CS: My interest in TV and film started very early on with, you name it: “Star Wars,” “Raiders of the Lost Ark,” the John Hughes movies. And in television, “Family Ties” and “Cheers.” “Cheers” remains my favorite show of all time. In college, though, I didn't make the connection; it sounds ridiculous, but it was a much less connected, information-heavy world before the internet. So I didn't make the connection, at least not consciously, that there was an industry that made the television and movies that I love so much. It was a bit of a journey of discovery for me… I did a job at WCVB at the news desk, and it was a good experience, but it was a little too dry... I realized I wanted to tell fictional stories. One day I just decided to kind of pick up a pen and start writing something, and it was as if the heavens opened up... I went to the Office of Career Services, and there was literally a rolodex. There were a couple of cards there of graduates who were working in entertainment, but it was slim pickings. I decided that I was going to go out to California; I wrote for “Let's Go,” the travel guide, to get me out there, and then I slept on a friend's floor for a few months. And it took me a couple of years to get even an assistant job at an agency, and it's been this kind of long, slow marathon journey ever since.
THC: Do you think the pandemic has affected the kinds of shows you're able to produce, or the timeline? And do you think it'll impact the landscape of TV in the next couple of years?
CS: I do think it has; there's no way that it can’t affect the landscape of television. What we've experienced is what every company has experienced — we had to press pause on a huge number of projects. So we have a lot of projects on the runway, and there's some room next year, and then ‘22 and ‘23 [airing schedules] are pretty full... I think in those years, people are going to be like “I can't keep up with everything.” There's going to be a glut of product. The stuff that we’re shooting now, and things that have moved to the front of the line, are things that are more contained … we're doing another version of “In Treatment," which [has a] therapy session in every episode. Mike White's doing a show for us that’s set in a hotel. So we try to use the circumstances as an opportunity to make some things that are achievable.
THC: Do you have any advice for a college student interested in working in TV or film, or anything you wish you had known going into it?
CS: What I wish I had known going into it was advice that I got a long time ago, that I always refer to: It’s a marathon, not a sprint. Especially in these times, these current circumstances, you have to be patient. I think that people should use the resources at their disposal, a la the internet, to watch everything that they possibly can, to read everything that they possibly can.
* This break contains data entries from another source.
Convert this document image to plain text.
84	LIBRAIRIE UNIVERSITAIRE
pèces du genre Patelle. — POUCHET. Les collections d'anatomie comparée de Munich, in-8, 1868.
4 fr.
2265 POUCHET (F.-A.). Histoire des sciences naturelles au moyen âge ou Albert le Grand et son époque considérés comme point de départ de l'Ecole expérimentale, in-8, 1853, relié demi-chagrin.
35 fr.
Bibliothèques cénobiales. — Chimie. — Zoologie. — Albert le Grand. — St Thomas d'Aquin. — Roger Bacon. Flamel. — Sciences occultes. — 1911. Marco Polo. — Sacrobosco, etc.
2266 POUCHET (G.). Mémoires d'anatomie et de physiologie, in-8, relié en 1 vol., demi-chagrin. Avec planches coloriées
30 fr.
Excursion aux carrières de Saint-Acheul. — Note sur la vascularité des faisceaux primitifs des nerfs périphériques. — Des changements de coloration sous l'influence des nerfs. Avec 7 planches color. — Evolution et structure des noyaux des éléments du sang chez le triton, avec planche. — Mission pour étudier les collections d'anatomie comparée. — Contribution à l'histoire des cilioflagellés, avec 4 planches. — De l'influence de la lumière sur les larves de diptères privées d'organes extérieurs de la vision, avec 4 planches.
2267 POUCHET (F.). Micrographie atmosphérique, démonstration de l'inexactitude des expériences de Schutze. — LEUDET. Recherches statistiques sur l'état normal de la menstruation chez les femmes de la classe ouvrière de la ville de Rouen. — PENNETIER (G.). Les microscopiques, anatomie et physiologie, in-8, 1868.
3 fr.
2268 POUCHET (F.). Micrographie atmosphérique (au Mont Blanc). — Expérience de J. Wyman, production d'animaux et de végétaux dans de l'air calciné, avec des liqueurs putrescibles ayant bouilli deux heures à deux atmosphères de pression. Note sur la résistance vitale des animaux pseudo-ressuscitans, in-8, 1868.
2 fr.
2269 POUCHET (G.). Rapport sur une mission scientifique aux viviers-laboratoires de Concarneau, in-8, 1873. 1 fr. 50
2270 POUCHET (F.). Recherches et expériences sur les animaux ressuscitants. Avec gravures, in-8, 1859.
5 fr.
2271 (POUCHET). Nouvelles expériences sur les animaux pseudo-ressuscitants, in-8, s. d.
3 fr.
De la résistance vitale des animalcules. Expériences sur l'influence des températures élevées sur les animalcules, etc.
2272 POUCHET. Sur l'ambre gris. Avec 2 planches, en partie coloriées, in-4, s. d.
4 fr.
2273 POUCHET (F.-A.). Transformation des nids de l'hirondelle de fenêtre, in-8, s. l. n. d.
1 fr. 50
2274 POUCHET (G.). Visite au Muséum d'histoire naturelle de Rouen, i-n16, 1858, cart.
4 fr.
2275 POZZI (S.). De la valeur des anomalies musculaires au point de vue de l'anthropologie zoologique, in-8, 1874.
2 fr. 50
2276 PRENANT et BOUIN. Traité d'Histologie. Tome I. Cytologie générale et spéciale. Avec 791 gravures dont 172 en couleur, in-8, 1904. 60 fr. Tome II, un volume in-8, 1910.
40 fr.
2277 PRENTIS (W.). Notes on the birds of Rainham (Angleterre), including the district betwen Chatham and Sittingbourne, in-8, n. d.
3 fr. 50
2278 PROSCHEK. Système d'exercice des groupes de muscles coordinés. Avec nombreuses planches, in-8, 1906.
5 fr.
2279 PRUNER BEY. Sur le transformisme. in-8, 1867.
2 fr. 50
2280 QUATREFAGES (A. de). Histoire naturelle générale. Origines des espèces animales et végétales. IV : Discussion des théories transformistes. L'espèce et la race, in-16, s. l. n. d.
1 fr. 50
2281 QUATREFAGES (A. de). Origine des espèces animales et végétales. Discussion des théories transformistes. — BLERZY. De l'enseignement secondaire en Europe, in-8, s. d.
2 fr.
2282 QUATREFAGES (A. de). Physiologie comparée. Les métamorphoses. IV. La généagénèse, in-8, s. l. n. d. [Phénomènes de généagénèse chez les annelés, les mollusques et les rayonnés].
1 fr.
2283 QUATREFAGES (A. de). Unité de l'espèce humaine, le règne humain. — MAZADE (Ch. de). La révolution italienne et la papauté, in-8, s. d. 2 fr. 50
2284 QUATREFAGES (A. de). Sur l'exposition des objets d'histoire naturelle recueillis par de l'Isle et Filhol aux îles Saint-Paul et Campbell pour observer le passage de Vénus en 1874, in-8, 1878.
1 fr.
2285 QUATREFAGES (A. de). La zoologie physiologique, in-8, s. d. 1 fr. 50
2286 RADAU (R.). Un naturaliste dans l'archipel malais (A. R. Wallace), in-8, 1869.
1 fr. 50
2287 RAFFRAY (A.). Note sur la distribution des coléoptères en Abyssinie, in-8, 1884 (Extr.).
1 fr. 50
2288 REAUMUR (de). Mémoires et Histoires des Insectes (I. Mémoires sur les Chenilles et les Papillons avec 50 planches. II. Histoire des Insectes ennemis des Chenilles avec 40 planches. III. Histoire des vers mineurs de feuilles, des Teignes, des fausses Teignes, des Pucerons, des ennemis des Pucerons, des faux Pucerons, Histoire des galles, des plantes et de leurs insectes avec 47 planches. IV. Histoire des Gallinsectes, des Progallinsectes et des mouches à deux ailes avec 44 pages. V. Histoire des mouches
The amazing thing is, you now have PDFs of every script out there — so if you're a writer, if you're an aspiring producer, if you're an aspiring executive, that's all there for you.
I had to get a job at an agency so that I could have access to hundreds of scripts — they would have the script library with piles and piles of scripts — but now it's at your fingertips… And then lastly, approach it as a craft; whatever it is that you want to do in entertainment, you need to develop skill. And the foundation of that skill is storytelling, whether you're creating the story yourself in a certain format, or you're hoping to shape the story as an executive or a producer, or you're sourcing interesting ideas. It's all storytelling.